Among the high-level findings on the scanning side of the report is that 80 percent of the MySQL database instances that Twistlock scanned on the public internet were out-of-date, being one or more versions behind the most recently released version. Aside from MySQL, other deployed applications that Twistlock found not the most recent versions include ElasticSearch, Redis, CouchDB and Tomcat.
While it is often considered to be a best practice to run the most updated version of an application, in some cases, security patches are backported to older versions of software. Twistlock reported that across the cloud-native applications it scanned, 25 percent were deployed and running with a vulnerability that has a known exploit.
Automated ‘Zero Touch‘ Attacks
Twistlock deployed a honeypot—a purposely deployed vulnerable server to attract hackers—to better understand the state of cloud-native security, according to Zelivansky. Twistlock’s honeypot did in fact attract hackers, with 90 percent of the attacks being automatically executed.
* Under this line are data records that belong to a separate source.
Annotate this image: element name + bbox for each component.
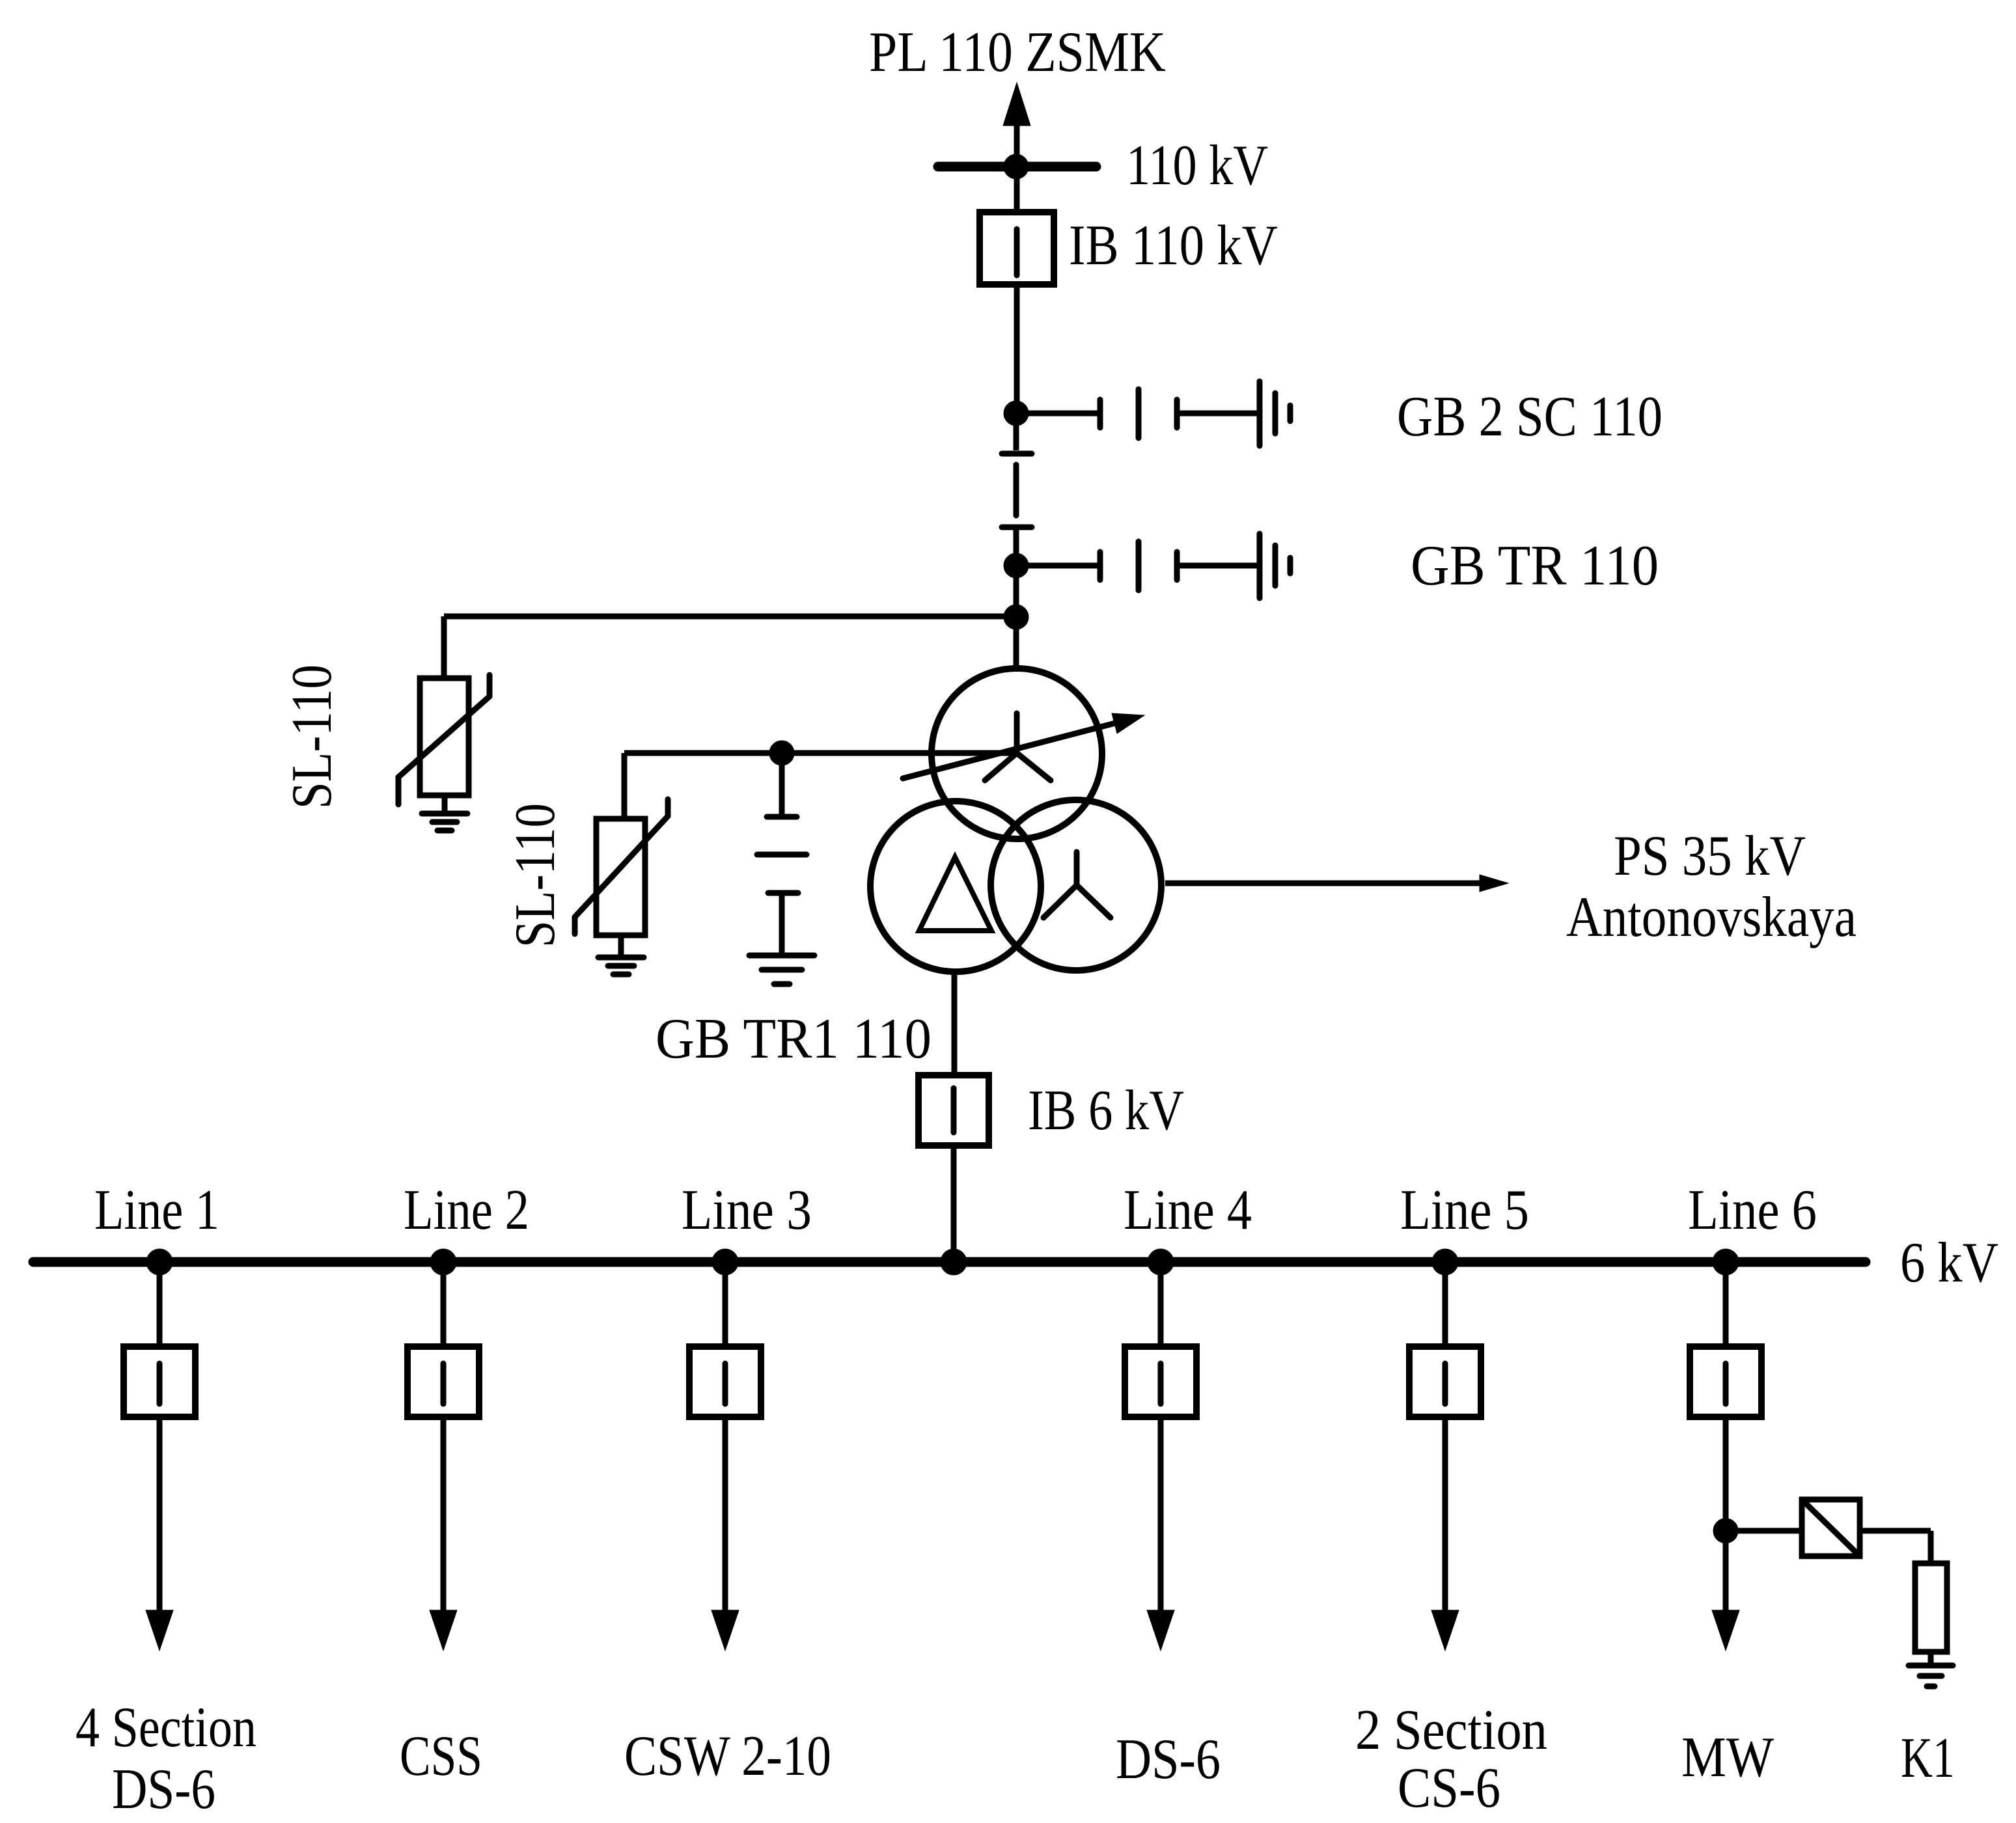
- breaker Line 5 contact dash: [1443, 1364, 1448, 1404]
- transformer HV star symbol: [985, 713, 1051, 780]
- wire transformer primary stub: [1014, 617, 1019, 667]
- earthing switch GB TR1 110 upper tick: [767, 814, 797, 820]
- wire arrester no.1 to ground: [442, 798, 448, 814]
- node at GB TR 110 branch: [1004, 553, 1029, 578]
- breaker IB 110 kV contact dash: [1014, 229, 1020, 275]
- transformer MV star symbol: [1043, 852, 1111, 918]
- wire down to K1 resistor: [1928, 1531, 1934, 1561]
- svg-text:K1: K1: [1901, 1727, 1955, 1790]
- feeder breaker Line 4: [1125, 1347, 1196, 1417]
- transformer T1 MV winding (35 kV, star): [991, 800, 1161, 970]
- surge arrester SL-110 no.1 body: [420, 678, 469, 795]
- wire GB TR1 110 to ground: [779, 893, 785, 955]
- svg-text:DS-6: DS-6: [1116, 1728, 1221, 1791]
- wire Line 3 bus to breaker: [723, 1262, 728, 1343]
- svg-text:Line 2: Line 2: [404, 1179, 529, 1242]
- svg-text:Antonovskaya: Antonovskaya: [1566, 886, 1857, 949]
- node at GB TR1 110 branch: [769, 741, 794, 765]
- svg-text:CSW 2-10: CSW 2-10: [624, 1725, 831, 1788]
- arrester no.2 diagonal bottom hook: [572, 917, 578, 934]
- wire Line 5 bus to breaker: [1443, 1262, 1448, 1343]
- ground of arrester SL-110 no.1: [422, 814, 467, 830]
- arrowhead to PL 110 ZSMK: [1003, 83, 1030, 126]
- svg-text:110 kV: 110 kV: [1126, 134, 1268, 197]
- svg-text:2 Section: 2 Section: [1355, 1699, 1547, 1762]
- svg-text:DS-6: DS-6: [112, 1758, 215, 1821]
- svg-text:MW: MW: [1681, 1726, 1774, 1789]
- disconnector blade: [1014, 465, 1019, 515]
- svg-text:CSS: CSS: [400, 1725, 482, 1788]
- wire node to earthing switch GB TR1 110: [779, 753, 785, 817]
- wire Line 6 bus to breaker: [1723, 1262, 1729, 1343]
- ground of arrester SL-110 no.2: [598, 957, 644, 974]
- arrester no.1 diagonal top hook: [487, 675, 493, 696]
- svg-text:Line 6: Line 6: [1688, 1179, 1817, 1242]
- wire down to arrester SL-110 no.1: [441, 616, 447, 676]
- wire GB TR node to SL branch node: [1014, 566, 1019, 617]
- load arrow Line 3: [711, 1610, 739, 1651]
- svg-text:IB 6 kV: IB 6 kV: [1028, 1079, 1184, 1142]
- surge arrester SL-110 no.2 body: [596, 819, 645, 935]
- transformer T1 HV winding (110 kV): [932, 668, 1102, 839]
- arrowhead to PS 35 kV: [1480, 875, 1508, 892]
- load arrow Line 2: [430, 1610, 457, 1651]
- svg-text:IB 110 kV: IB 110 kV: [1069, 214, 1278, 277]
- svg-text:Line 5: Line 5: [1400, 1179, 1529, 1242]
- svg-text:PS 35 kV: PS 35 kV: [1614, 825, 1806, 888]
- wire Line 1 bus to breaker: [157, 1262, 163, 1343]
- node Line 5: [1432, 1249, 1458, 1275]
- feeder breaker Line 6: [1690, 1347, 1761, 1417]
- node Line 3: [712, 1249, 738, 1275]
- wire Line 6 node to load arrow: [1723, 1531, 1729, 1614]
- load arrow Line 5: [1431, 1610, 1459, 1651]
- wire up-arrow shaft to PL 110 ZSMK: [1014, 120, 1020, 167]
- node Line 6: [1713, 1249, 1739, 1275]
- transformer LV delta symbol: [919, 857, 991, 931]
- wire Line 1 to load arrow: [157, 1420, 163, 1614]
- resistor K1: [1915, 1563, 1947, 1652]
- wire IB 110 kV to GB 2 SC node: [1014, 288, 1020, 413]
- fuse box diagonal: [1804, 1501, 1858, 1554]
- earthing switch GB TR1 110 lower tick: [768, 890, 798, 896]
- wire MV winding to PS 35 kV: [1165, 881, 1482, 886]
- wire IB 6 kV to 6 kV busbar: [951, 1149, 957, 1262]
- earthing switch GB TR1 110 open blade: [757, 852, 807, 858]
- breaker Line 6 contact dash: [1723, 1364, 1729, 1404]
- svg-text:Line 4: Line 4: [1124, 1179, 1252, 1242]
- wire branch to transformer star point: [624, 750, 1017, 756]
- feeder breaker Line 1: [124, 1347, 195, 1417]
- node Line 1: [146, 1249, 173, 1275]
- wire K1 resistor to ground: [1928, 1654, 1934, 1665]
- disconnector upper tick: [1002, 451, 1032, 457]
- svg-text:GB 2 SC 110: GB 2 SC 110: [1397, 385, 1663, 448]
- ground of K1: [1909, 1665, 1953, 1686]
- disconnector lower tick: [1002, 525, 1032, 530]
- breaker Line 3 contact dash: [723, 1364, 728, 1404]
- svg-text:SL-110: SL-110: [281, 665, 344, 809]
- wire Line 3 to load arrow: [723, 1420, 728, 1614]
- arrester no.2 diagonal: [575, 816, 668, 917]
- wire disconnector to GB TR node: [1014, 527, 1019, 566]
- svg-text:GB TR 110: GB TR 110: [1411, 534, 1659, 597]
- svg-text:Line 3: Line 3: [682, 1179, 812, 1242]
- node at SL-110 branch: [1004, 605, 1029, 629]
- wire fuse to K1 resistor: [1862, 1528, 1931, 1534]
- arrester no.1 diagonal bottom hook: [396, 777, 402, 804]
- load arrow Line 4: [1147, 1610, 1174, 1651]
- svg-text:6 kV: 6 kV: [1900, 1231, 1998, 1295]
- wire node to disconnector: [1014, 413, 1019, 450]
- wire Line 2 bus to breaker: [441, 1262, 447, 1343]
- wire Line 2 to load arrow: [441, 1420, 447, 1614]
- node Line 4: [1148, 1249, 1174, 1275]
- wire LV winding to IB 6 kV: [952, 975, 958, 1072]
- load arrow MW: [1712, 1610, 1739, 1651]
- svg-text:Line 1: Line 1: [94, 1179, 219, 1242]
- earthing switch GB TR 110: [1016, 534, 1290, 598]
- feeder breaker Line 3: [689, 1347, 761, 1417]
- node at GB 2 SC 110 branch: [1004, 401, 1029, 426]
- svg-text:CS-6: CS-6: [1398, 1757, 1500, 1820]
- wire Line 6 breaker to node: [1723, 1420, 1729, 1531]
- node Line 6 branch to K1: [1713, 1518, 1738, 1543]
- breaker Line 4 contact dash: [1158, 1364, 1164, 1404]
- wire node to fuse K1: [1726, 1528, 1799, 1534]
- node on 110 kV busbar: [1004, 154, 1029, 179]
- tap changer arrowhead: [1112, 713, 1144, 733]
- feeder breaker Line 5: [1409, 1347, 1481, 1417]
- wire down to arrester SL-110 no.2: [622, 753, 628, 816]
- feeder breaker Line 2: [407, 1347, 479, 1417]
- arrester no.2 diagonal top hook: [665, 799, 671, 816]
- breaker Line 1 contact dash: [157, 1364, 163, 1404]
- node feeder supply: [941, 1249, 967, 1275]
- svg-text:GB TR1 110: GB TR1 110: [656, 1007, 932, 1071]
- svg-text:PL 110 ZSMK: PL 110 ZSMK: [869, 21, 1166, 84]
- breaker IB 6 kV contact dash: [951, 1088, 957, 1132]
- wire Line 5 to load arrow: [1443, 1420, 1448, 1614]
- wire to surge arrester SL-110 no.1: [444, 614, 1016, 620]
- wire Line 4 to load arrow: [1158, 1420, 1164, 1614]
- node Line 2: [430, 1249, 456, 1275]
- busbar 6 kV: [33, 1257, 1866, 1267]
- ground of GB TR1 110: [749, 955, 814, 984]
- wire arrester no.2 to ground: [618, 938, 624, 957]
- circuit breaker IB 6 kV: [918, 1075, 989, 1145]
- transformer T1 LV winding (6 kV, delta): [870, 801, 1041, 972]
- wire busbar to IB 110 kV: [1014, 167, 1020, 209]
- svg-text:SL-110: SL-110: [504, 803, 567, 948]
- circuit breaker IB 110 kV: [980, 212, 1054, 284]
- busbar 110 kV: [938, 162, 1096, 172]
- wire Line 4 bus to breaker: [1158, 1262, 1164, 1343]
- tap changer arrow shaft: [903, 718, 1135, 778]
- svg-text:4 Section: 4 Section: [76, 1696, 256, 1759]
- load arrow Line 1: [146, 1610, 173, 1651]
- breaker Line 2 contact dash: [441, 1364, 447, 1404]
- earthing switch GB 2 SC 110: [1016, 381, 1290, 446]
- fuse-disconnect box to K1: [1802, 1500, 1860, 1556]
- arrester no.1 diagonal: [398, 696, 490, 777]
The company refers to the automated attacks as being “zero touch” as they don’t involve much, if any, human interaction.
“By attacks, we are referring specifically to an exploitation or breach attempt, such as brute-forcing the login, trying commands that might work with bad settings or otherwise running real exploits known or not,” he said.
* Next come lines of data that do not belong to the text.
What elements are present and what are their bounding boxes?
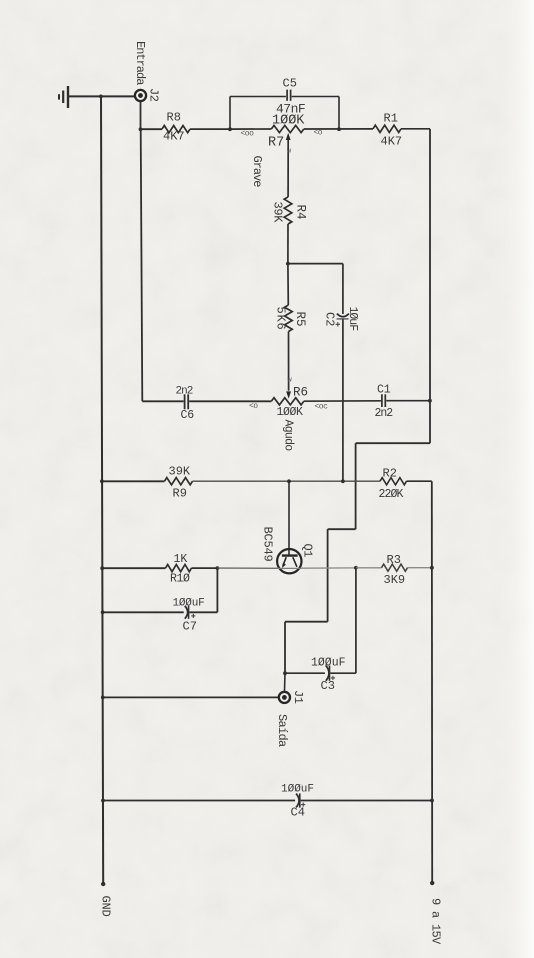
svg-text:GND: GND — [99, 896, 113, 917]
svg-text:C6: C6 — [181, 409, 195, 422]
svg-text:<oc: <oc — [315, 403, 329, 412]
svg-text:4K7: 4K7 — [381, 135, 403, 149]
svg-text:22ØK: 22ØK — [379, 488, 404, 501]
svg-text:R7: R7 — [268, 136, 284, 151]
svg-text:Entrada: Entrada — [133, 41, 147, 85]
svg-text:J2: J2 — [147, 88, 161, 102]
svg-text:1ØuF: 1ØuF — [346, 307, 359, 332]
svg-text:BC549: BC549 — [261, 527, 275, 562]
svg-text:4K7: 4K7 — [163, 130, 185, 144]
svg-text:Agudo: Agudo — [282, 420, 295, 452]
svg-text:C2: C2 — [323, 312, 337, 326]
svg-text:1ØØuF: 1ØØuF — [281, 784, 314, 796]
svg-text:1ØØK: 1ØØK — [277, 406, 304, 419]
svg-text:R3: R3 — [387, 553, 401, 567]
svg-text:1ØØK: 1ØØK — [272, 114, 305, 129]
svg-text:5K6: 5K6 — [274, 307, 288, 331]
svg-text:R2: R2 — [383, 467, 397, 481]
svg-text:R1Ø: R1Ø — [170, 573, 190, 586]
svg-text:R8: R8 — [167, 111, 181, 125]
svg-text:39K: 39K — [169, 465, 191, 479]
svg-text:39K: 39K — [271, 202, 285, 224]
svg-text:<o: <o — [249, 402, 258, 411]
svg-text:<oo: <oo — [241, 130, 255, 139]
svg-text:C5: C5 — [283, 77, 297, 91]
svg-text:2n2: 2n2 — [375, 407, 394, 420]
svg-text:2n2: 2n2 — [176, 386, 193, 398]
svg-text:Saída: Saída — [275, 714, 289, 747]
svg-text:3K9: 3K9 — [384, 573, 406, 587]
svg-text:C7: C7 — [183, 620, 197, 634]
svg-text:C4: C4 — [291, 806, 305, 820]
svg-text:Q1: Q1 — [301, 544, 315, 558]
svg-text:C1: C1 — [377, 384, 391, 397]
svg-text:J1: J1 — [291, 690, 305, 704]
svg-text:Grave: Grave — [250, 156, 264, 188]
svg-text:<o: <o — [314, 129, 323, 138]
svg-text:1ØØuF: 1ØØuF — [173, 598, 205, 610]
svg-text:C3: C3 — [321, 679, 335, 693]
svg-text:R5: R5 — [293, 312, 307, 327]
svg-text:R6: R6 — [293, 386, 308, 400]
svg-text:1ØØuF: 1ØØuF — [311, 657, 346, 670]
svg-text:1K: 1K — [174, 553, 188, 566]
svg-text:R4: R4 — [294, 205, 308, 220]
svg-text:R9: R9 — [173, 487, 187, 501]
svg-text:R1: R1 — [384, 112, 398, 126]
svg-text:9 a 15V: 9 a 15V — [429, 898, 443, 945]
A brute force attack is one in which an attacker repeatedly tries different usernames and passwords in an attempt to gain access. Zelivansky added that Twistlock also looked at parameters such as timing between commands and request, typos, user-agents and other components to detect if an attack was manual or automated.
“We encountered different attacks with different levels of sophistication, from trying to use default passwords to sending packed and obfuscated commands that exploit a known vulnerability,” he said.
One of the surprising things that happened to the Twistlock honeypot, according to Zelivansky, was the discovery of a large-scale automated attack coming from China. The Chinese operation targeted multiple applications, including Twistlock’s MySQL and Elasticsearch honeypots.
“They tried exploiting different CVEs with the same malware binaries as a payload, with binaries both for Linux and Windows that were unrecognized in Virustotal at the time we caught them,” he said. “We started investigating and found tens of compromised HFS servers hosting their malware binaries.”
There are multiple things that organizations can and should do to improve the security of cloud-native application deployments.
“From a security perspective, patching and sealing all known security issues is clearly the first concern,” Zelivansky said.
He noted, however, that even if scanning tools show that a deployment is up to date, there are still countless unpublished zero-day vulnerabilities that attackers can use against an organization.
“Having some security monitoring tool to detect attacks as they happen can save you a headache. Of course, something that can effectively prevent such attacks is even better,” he said.